Cyberkrieg

Angriff aus dem Netz

Eine gehackte Facebook Seite Foto: Flash 90

Israel aus dem Internet löschen – so lautete das Ziel der für den 7. April von der Hacker‐Gruppe Anonymous angekündigten Aktion »OpIsrael«. Das gewählte Datum dürfte kein Zufall gewesen sein, allerdings hatten die selbst ernannten Kämpfer für Freiheit im Internet wohl übersehen, dass der Holocaust‐Gedenktag einen Tag später als von ihnen angenommen stattfand, da Trauertage nicht unmittelbar auf Schabbat folgen dürfen.

Anonymous Germany hatte sich bereits am 6. April auf Twitter von dem geplanten Angriff distanziert: »Wir berichten diesmal nicht über »OpIsrael«, da es dort nichts Wichtiges zu berichten gibt. Es gibt keinen Grund für virtuelle Eskalationen. Des Weiteren distanzieren wir uns diesmal von der »OpIsrael« + Aktionen (Welche zum größten Teil von US Anons geführt wird).«

Erfolgsmeldungen Weitere Erklärungen wollte man nicht geben – stritt sich aber leidenschaftlich mit deutschsprachigen Twitter‐Usern, die erbost über diese Entscheidung waren. An internationalen Nachrichten über den Verlauf der OpIsrael sollte es dann jedoch nicht mangeln – beinahe sekündlich wurden unter dem Hashtag Erfolgsmeldungen verbreitet, DDoS‐Attacken bejubelt und Links zu Details angeblich gehackter israelischer Accounts gepostet.

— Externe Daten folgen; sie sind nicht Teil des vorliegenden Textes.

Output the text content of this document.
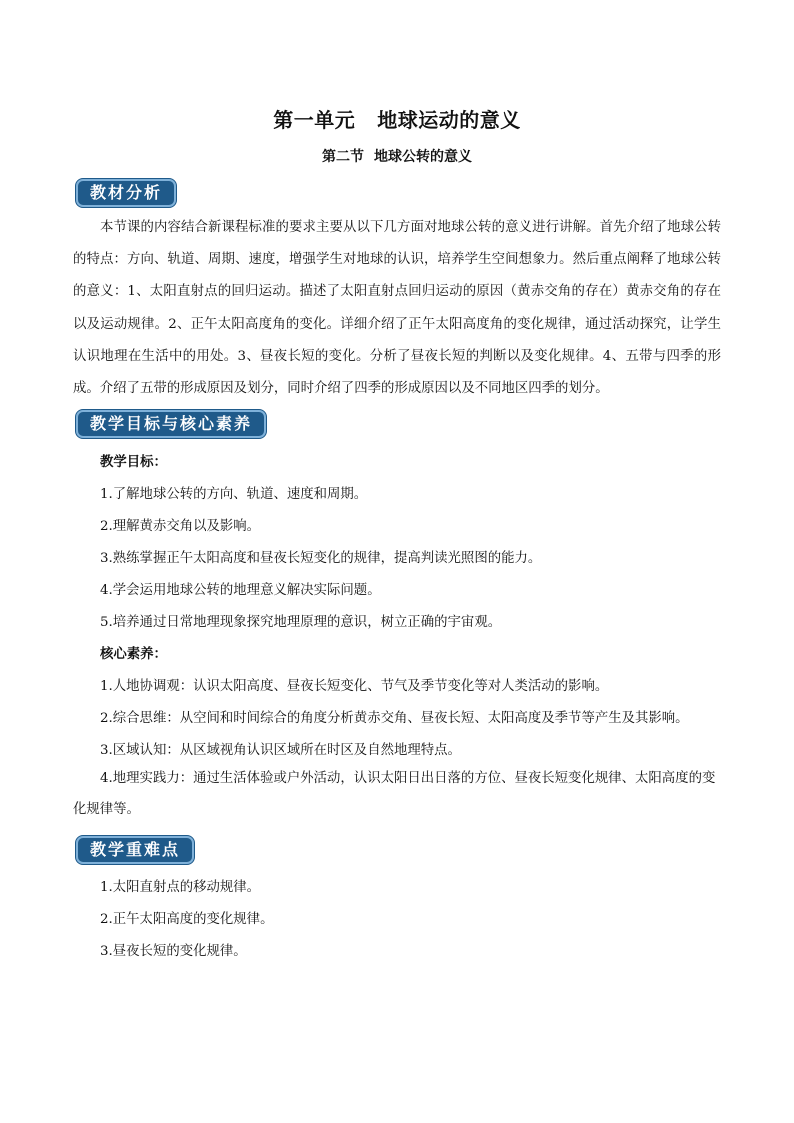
第一单元 地球运动的意义
第二节 地球公转的意义
教材分析

本节课的内容结合新课程标准的要求主要从以下几方面对地球公转的意义进行讲解。首先介绍了地球公转的特点：方向、轨道、周期、速度，增强学生对地球的认识，培养学生空间想象力。然后重点阐释了地球公转的意义：1、太阳直射点的回归运动。描述了太阳直射点回归运动的原因（黄赤交角的存在）黄赤交角的存在以及运动规律。2、正午太阳高度角的变化。详细介绍了正午太阳高度角的变化规律，通过活动探究，让学生认识地理在生活中的用处。3、昼夜长短的变化。分析了昼夜长短的判断以及变化规律。4、五带与四季的形成。介绍了五带的形成原因及划分，同时介绍了四季的形成原因以及不同地区四季的划分。

教学目标与核心素养
教学目标：
1.了解地球公转的方向、轨道、速度和周期。
2.理解黄赤交角以及影响。
3.熟练掌握正午太阳高度和昼夜长短变化的规律，提高判读光照图的能力。
4.学会运用地球公转的地理意义解决实际问题。
5.培养通过日常地理现象探究地理原理的意识，树立正确的宇宙观。
核心素养：
1.人地协调观：认识太阳高度、昼夜长短变化、节气及季节变化等对人类活动的影响。
2.综合思维：从空间和时间综合的角度分析黄赤交角、昼夜长短、太阳高度及季节等产生及其影响。
3.区域认知：从区域视角认识区域所在时区及自然地理特点。

4.地理实践力：通过生活体验或户外活动，认识太阳日出日落的方位、昼夜长短变化规律、太阳高度的变化规律等。

教学重难点
1.太阳直射点的移动规律。
2.正午太阳高度的变化规律。
3.昼夜长短的变化规律。
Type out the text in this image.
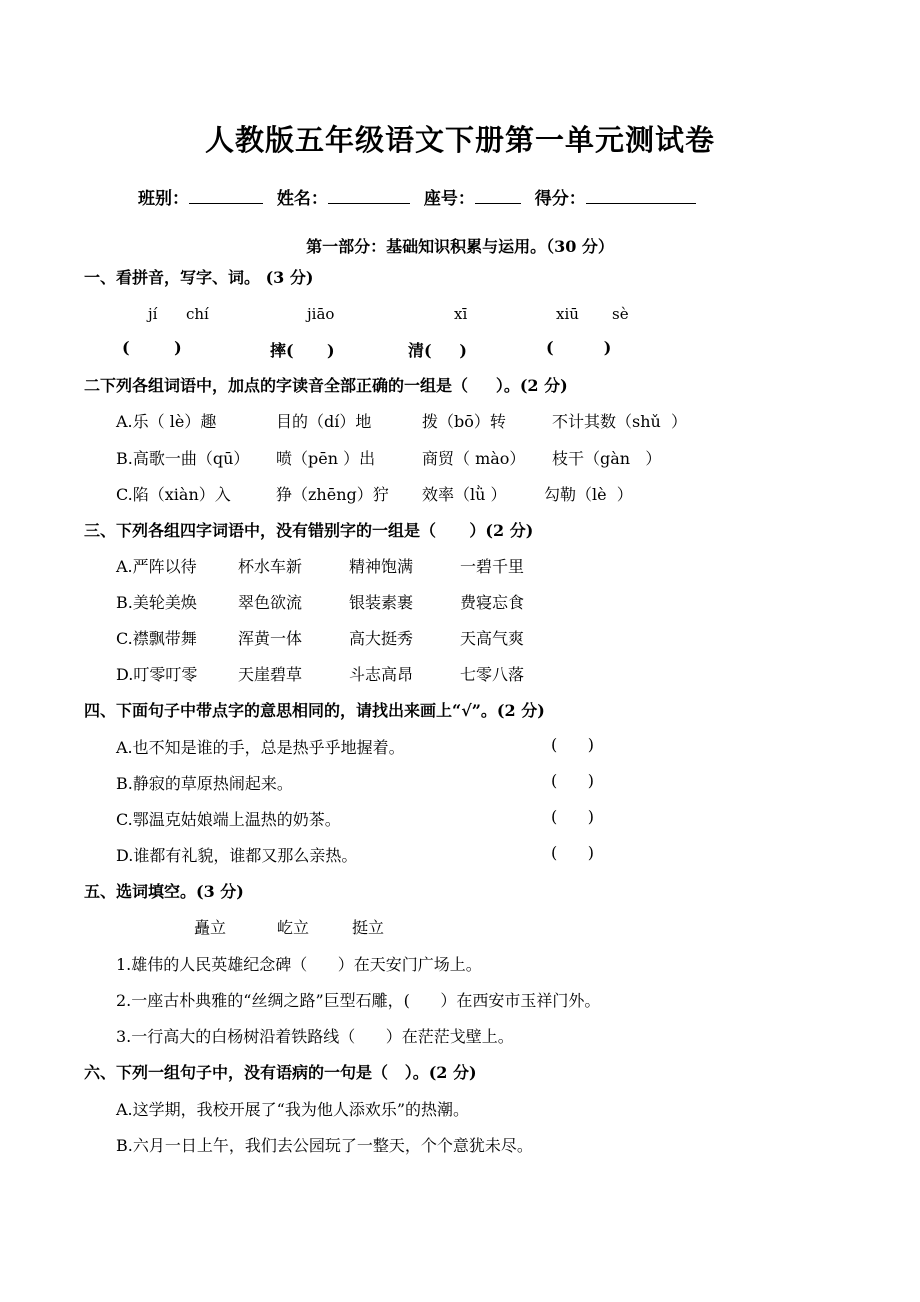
人教版五年级语文下册第一单元测试卷
班别：	姓名：	座号：	得分：
第一部分：基础知识积累与运用。（30 分）
一、看拼音，写字、词。 (3 分)
jí chí	jiāo	xī	xiū sè
(        )	摔(      )	清(     )	(         )
二下列各组词语中，加点的字读音全部正确的一组是（     ）。(2 分)
A.乐（ lè）趣	目的（dí）地	拨（bō）转	不计其数（shǔ  ）
B.高歌一曲（qū） 喷（pēn ）出	商贸（ mào） 枝干（gàn   ）
C.陷（xiàn）入	狰（zhēng）狞 效率（lǜ ） 勾勒（lè  ）
三、下列各组四字词语中，没有错别字的一组是（      ）(2 分)
A.严阵以待	杯水车新	精神饱满	一碧千里
B.美轮美焕	翠色欲流	银装素裹	费寝忘食
C.襟飘带舞	浑黄一体	高大挺秀	天高气爽
D.叮零叮零	天崖碧草	斗志高昂	七零八落
四、下面句子中带点字的意思相同的，请找出来画上“√”。(2 分)
A.也不知是谁的手，总是热乎乎地握着。	(      )
B.静寂的草原热闹起来。	(      )
C.鄂温克姑娘端上温热的奶茶。	(      )
D.谁都有礼貌，谁都又那么亲热。	(      )
五、选词填空。(3 分)
矗立	屹立	挺立
1.雄伟的人民英雄纪念碑（      ）在天安门广场上。
2.一座古朴典雅的“丝绸之路”巨型石雕，(      ）在西安市玉祥门外。
3.一行高大的白杨树沿着铁路线（      ）在茫茫戈壁上。
六、下列一组句子中，没有语病的一句是（   ）。(2 分)
A.这学期，我校开展了“我为他人添欢乐”的热潮。
B.六月一日上午，我们去公园玩了一整天，个个意犹未尽。
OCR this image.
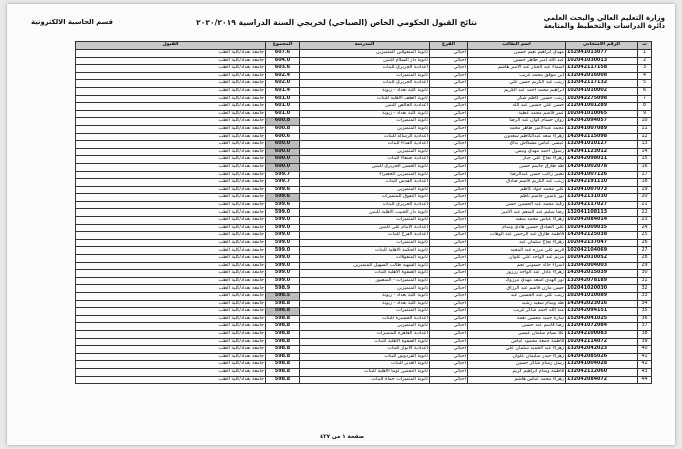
وزارة التعليم العالي والبحث العلمي
دائرة الدراسات والتخطيط والمتابعة
نتائج القبول الحكومي الخاص (الصباحي) لخريجي السنة الدراسية ٢٠٢٠/٢٠١٩
قسم الحاسبة الالكترونية
ت	الرقم الامتحاني	اسم الطالب	الفرع	المدرسة	المجموع	القبول
1	152941013077	مهدي ابراهيم نعيم حسين	احيائي	ثانوية المتفوقين للمتميزين	607.6	جامعة بغداد/كلية الطب
2	102041030013	عبد الله امير طاهر حسين	احيائي	ثانوية دار السلام للبنين	604.0	جامعة بغداد/كلية الطب
3	132042117158	اسماء عبد الجبار عبد الامير هاشم	احيائي	اعدادية الحريري للبنات	603.6	جامعة بغداد/كلية الطب
4	132042016008	ابي موفق محمد غريب	احيائي	ثانوية المتميزات	602.4	جامعة بغداد/كلية الطب
5	132042117132	زينب عبد الكريم حسن علي	احيائي	اعدادية الحريري للبنات	602.0	جامعة بغداد/كلية الطب
6	102041010002	ابراهيم محمد احمد عبد الكريم	احيائي	ثانوية كلية بغداد - زيونة	601.4	جامعة بغداد/كلية الطب
7	102042275098	زينب حسين كاظم شكر	احيائي	ثانوية الطف الاهلية للبنات	601.0	جامعة بغداد/كلية الطب
8	212041001289	حسن علي حسين عبد الله	احيائي	اعدادية الخالص للبنين	601.0	جامعة بغداد/كلية الطب
9	102041010065	عمر قاسم محمد عطية	احيائي	ثانوية كلية بغداد - زيونة	601.0	جامعة بغداد/كلية الطب
10	142042094057	روان حسام كوان عبد الرضا	احيائي	ثانوية المتميزات	600.8	جامعة بغداد/كلية الطب
11	132041007089	محمد عبدالامير طاهر محمد	احيائي	ثانوية المتميزين	600.8	جامعة بغداد/كلية الطب
12	142042115098	زهراء سعد عبدالكاظم سعدون	احيائي	اعدادية الرسالة للبنات	600.6	جامعة بغداد/كلية الطب
13	132041010127	عيسى عباس مشكاش بداي	احيائي	اعدادية الفداء للبنات	600.0	جامعة بغداد/كلية الطب
14	142041123012	رسول احمد مهدي ونيس	احيائي	ثانوية المتميزين	600.0	جامعة بغداد/كلية الطب
15	142042098011	زهراء نجاح علي جبار	احيائي	اعدادية صنعاء للبنات	600.0	جامعة بغداد/كلية الطب
16	142041002078	طه طارق جاسم حسن	احيائي	ثانوية الحسن الحريري للبنين	600.0	جامعة بغداد/كلية الطب
17	132041007126	نصير راغب حسن عبدالرضا	احيائي	ثانوية المتميزين الخضراء	599.7	جامعة بغداد/كلية الطب
18	142042191110	زينب عبد الكريم قاسم صادق	احيائي	اعدادية القدس للبنات	599.7	جامعة بغداد/كلية الطب
19	132041007073	علي محمد جواد كاظم	احيائي	ثانوية المتميزين	599.6	جامعة بغداد/كلية الطب
20	132042131030	نور ياسين جاسم ناظم	احيائي	ثانوية التفوق للمتميزات	599.6	جامعة بغداد/كلية الطب
21	132042117027	رقية محمد عبد الحسين حسن	احيائي	اعدادية الحريري للبنات	599.6	جامعة بغداد/كلية الطب
22	132041108113	رضا سليم عبد المنعم عبد الامير	احيائي	ثانوية دار الحبيب الاهلية للبنين	599.0	جامعة بغداد/كلية الطب
23	102042084014	زهراء عباس محمد سعيد	احيائي	ثانوية المتميزات	599.0	جامعة بغداد/كلية الطب
24	102041009035	علي الصادق حسين هادي وسام	احيائي	اعدادية الامام علي للبنين	599.0	جامعة بغداد/كلية الطب
25	142042125038	فاطمة طارق عبد الرحمن عبد الوهاب	احيائي	اعدادية الفرح للبنات	599.0	جامعة بغداد/كلية الطب
26	102042137047	زهراء نجاح سلمان عبد	احيائي	ثانوية المتميزات	599.0	جامعة بغداد/كلية الطب
27	102042104069	فريم علي مرزه عبد المجيد	احيائي	ثانوية الحكمة الاهلية للبنات	599.0	جامعة بغداد/كلية الطب
28	102042010052	مريم عبد الواحد علي علوان	احيائي	ثانوية المتفوقات	599.0	جامعة بغداد/كلية الطب
29	132042004003	اسراء خالد حسوني نجم	احيائي	ثانوية الشهيد طالب السهيل للمتميزين	599.0	جامعة بغداد/كلية الطب
30	142042015039	زهراء عادل عبد الواحد زرزور	احيائي	ثانوية الصفوة الاهلية للبنات	599.0	جامعة بغداد/كلية الطب
31	132042078189	نور الهدى اسعد مهدي مرزوك	احيائي	ثانوية المتميزات - المنصور	599.0	جامعة بغداد/كلية الطب
32	102041020030	حسن مازن قاسم عبد الرزاق	احيائي	ثانوية المتميزين	598.9	جامعة بغداد/كلية الطب
33	102041010089	زينب علي عبد الحسين عبد	احيائي	ثانوية كلية بغداد - زيونة	598.5	جامعة بغداد/كلية الطب
34	142042023016	طه وسام سعيد رشيد	احيائي	ثانوية كلية بغداد - زيونة	598.8	جامعة بغداد/كلية الطب
35	132042094151	منة الله احمد شاكر غريب	احيائي	ثانوية المتميزات	598.8	جامعة بغداد/كلية الطب
36	152042041025	سارة حميد محسن نعمة	احيائي	اعدادية الحسيرة للبنات	598.8	جامعة بغداد/كلية الطب
37	132041072084	رضا قاسم عبد حسين	احيائي	ثانوية المتميزين	598.8	جامعة بغداد/كلية الطب
38	132042100083	علا بسام سلمان عيسى	احيائي	اعدادية القاهرة للمتميزات	598.8	جامعة بغداد/كلية الطب
39	102042114072	فاطمة جمعة محمود عباس	احيائي	ثانوية الصفوة الاهلية للبنات	598.8	جامعة بغداد/كلية الطب
40	132042042023	زهراء عبد الحميد سلمان علي	احيائي	اعدادية الانوار للبنات	598.8	جامعة بغداد/كلية الطب
41	142042085026	زهراء حيدر سليمان علوان	احيائي	ثانوية الفردوس للبنات	598.8	جامعة بغداد/كلية الطب
42	132041004028	رسل رسام شاكر حسين	احيائي	ثانوية الغدير للبنات	598.8	جامعة بغداد/كلية الطب
43	132042112060	فاطمة وسام ابراهيم كريم	احيائي	ثانوية النجمين لوما الاهلية للبنات	598.8	جامعة بغداد/كلية الطب
44	132042084072	زهراء محمد عباس هاشم	احيائي	ثانوية المتميزات حماة للبنات	598.8	جامعة بغداد/كلية الطب
صفحة ١ من ٤٢٧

Man habe die Mossad‐Seite lahmgelegt, meldete eine vorgeblich palästinensische Hacker‐Gruppe beispielsweise, was zu großem Jubel vor allem arabischer Twitter‐User führte. In Wirklichkeit war die Webpage jedoch nach wie vor online, genau wie die von Yad Vashem, die ebenfalls zunächst als nicht erreichbar gemeldet worden war. Auch der angebliche Hack der Seite der israelischen Polizei war nicht das, was Anonymous den weltweiten Fans glauben machen wollte: Die Webseite police.gov.li ist zwar in der Tat nicht erreichbar, aber das dürfte daran liegen, dass es sie gar nicht gibt – der offizielle Webauftritt der Polizei hat nämlich, wie alle israelischen Seiten, die Endung »il« und nicht »li« und ist nach wie vor unter police.gov.il online.

Falschmeldungen Ebenfalls eine Ente war die Meldung, dass die Twitter‐ und Facebook‐Accounts des Politikers Silvan Shalom gehackt und mit propalästinensischen Mitteilungen versehen worden seien – was zwar in der Tat passiert war, aber nicht im Rahmen der OpIsrael, sondern bereits Ende November 2012.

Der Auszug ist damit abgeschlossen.